You know, the kind of twaddle that no-one rational could possibly take even semi-seriously.

I’ve seen talk about banning Celtic fans from their ground because we gloat too much.

They’ve banned their players wearing green boots.

They painted a sectarian slogan on their walls.

None of it made them a better team.

Now there’s a new one; some of them are campaigning to have the white lines on the pitch painted blue, having seen Arsenal do it because of the recent weather situation.

It’s hard to know whether this is some weird parody of a campaign, or whether or not they are serious about it. But I reject the parody notion because this fits so neatly into their stupid tendency to embrace causes like this, causes which mean absolutely nothing.

Fluff. Ephemera.

Like way back in the sands of time, when some of them lobbied the club to grow Kentucky Bluegrass on the pitch.

Kentucky Bluegrass, by the way, is green.

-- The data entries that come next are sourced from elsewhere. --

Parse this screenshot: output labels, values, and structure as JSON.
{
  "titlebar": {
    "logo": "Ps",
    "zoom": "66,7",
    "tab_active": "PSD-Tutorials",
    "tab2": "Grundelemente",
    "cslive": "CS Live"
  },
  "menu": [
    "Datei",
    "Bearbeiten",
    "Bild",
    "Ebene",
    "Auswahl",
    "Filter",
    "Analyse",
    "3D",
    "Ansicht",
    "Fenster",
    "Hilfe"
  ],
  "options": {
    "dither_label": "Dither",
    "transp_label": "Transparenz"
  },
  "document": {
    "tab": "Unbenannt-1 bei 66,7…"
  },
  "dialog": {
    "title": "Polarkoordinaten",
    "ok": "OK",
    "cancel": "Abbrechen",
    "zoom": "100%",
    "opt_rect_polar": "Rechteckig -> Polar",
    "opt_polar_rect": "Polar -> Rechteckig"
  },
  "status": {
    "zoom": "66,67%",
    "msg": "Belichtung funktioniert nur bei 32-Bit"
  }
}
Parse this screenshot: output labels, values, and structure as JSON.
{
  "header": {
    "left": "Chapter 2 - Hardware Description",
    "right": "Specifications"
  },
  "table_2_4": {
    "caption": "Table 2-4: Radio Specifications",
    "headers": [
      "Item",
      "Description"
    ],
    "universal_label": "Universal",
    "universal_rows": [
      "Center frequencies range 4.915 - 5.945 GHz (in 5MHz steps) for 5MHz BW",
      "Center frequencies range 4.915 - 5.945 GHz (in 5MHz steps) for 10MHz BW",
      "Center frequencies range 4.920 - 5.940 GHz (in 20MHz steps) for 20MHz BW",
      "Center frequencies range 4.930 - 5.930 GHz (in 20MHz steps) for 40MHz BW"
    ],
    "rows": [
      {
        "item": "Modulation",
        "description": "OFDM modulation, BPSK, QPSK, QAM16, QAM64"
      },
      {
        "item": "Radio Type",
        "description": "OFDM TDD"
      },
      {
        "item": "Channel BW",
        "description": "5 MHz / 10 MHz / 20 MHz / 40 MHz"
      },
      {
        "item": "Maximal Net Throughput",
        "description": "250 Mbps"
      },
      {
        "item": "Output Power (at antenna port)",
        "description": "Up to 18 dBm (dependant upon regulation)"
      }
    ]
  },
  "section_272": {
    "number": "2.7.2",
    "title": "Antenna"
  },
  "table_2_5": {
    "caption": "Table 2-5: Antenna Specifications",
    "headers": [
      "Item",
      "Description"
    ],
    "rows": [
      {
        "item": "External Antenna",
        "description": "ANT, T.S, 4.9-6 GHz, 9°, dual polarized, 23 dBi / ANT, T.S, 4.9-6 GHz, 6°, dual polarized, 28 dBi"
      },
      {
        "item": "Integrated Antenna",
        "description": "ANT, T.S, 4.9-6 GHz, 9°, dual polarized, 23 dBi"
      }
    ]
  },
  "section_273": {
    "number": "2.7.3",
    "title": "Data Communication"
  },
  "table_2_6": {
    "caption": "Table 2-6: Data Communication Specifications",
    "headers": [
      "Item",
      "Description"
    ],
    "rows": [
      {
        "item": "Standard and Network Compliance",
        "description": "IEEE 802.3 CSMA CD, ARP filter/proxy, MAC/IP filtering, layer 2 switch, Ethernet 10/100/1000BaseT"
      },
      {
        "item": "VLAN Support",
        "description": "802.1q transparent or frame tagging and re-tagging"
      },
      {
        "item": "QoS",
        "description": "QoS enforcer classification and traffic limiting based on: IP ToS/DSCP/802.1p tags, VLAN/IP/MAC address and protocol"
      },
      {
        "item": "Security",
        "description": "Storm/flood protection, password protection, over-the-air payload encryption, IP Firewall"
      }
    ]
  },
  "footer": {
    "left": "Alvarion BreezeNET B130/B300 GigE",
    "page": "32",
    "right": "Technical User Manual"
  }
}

Not that most of them knew that.

They get weird ideas in their heads and they lodge there, like a model solider up a kid’s nose.

To read the papers – and Chris Sutton in The Record today, Jesus Christ that was toe curling; a love letter to their form – you’d think every problem at Ibrox had been sorted out. I’ll be coming back to the paper itself in another piece; today they really excelled themselves. Their fans are absolutely convinced that they are “back” – from the dead presumably – and that a title challenge is on if not this season then definitely next.

And I get that. Football fans are like no-one else for getting swept away in optimism even if running that far ahead of reality leaves it behind for a while.

But it’s this focus on small stuff that I can’t grasp, that I can’t get my head around. At a recent meeting between fan reps and their board it was Celtic fans, and the Ibrox allocation, which was the main topic of conversation, only for the club to finally tell them there would be no change to the present arrangements because it would cost money.

They plan to appeal that, by the way.

The focus on the small stuff – I mean, blue lines on the pitch? Does anyone really care? – means that the big stuff gets allowed to fester.

Not one of their sites has written an article looking at the Close Brothers loan.

Not one of their sites has examined the Dave King court verdict.

Not one of them has taken a good look at the financial position of the club and wondered where the money to pay next season’s bills is coming from. Or even seems alert to the fact that they still need to find £1 million from somewhere just to get through this one.

No, this is what they are focussed on.

Nonsense.

Stuff that doesn’t matter, except to fans who don’t live in the same world as the rest of us, but who inhabit a kind of fantasy fun land where the garden blooms with roses and all the roses are blue.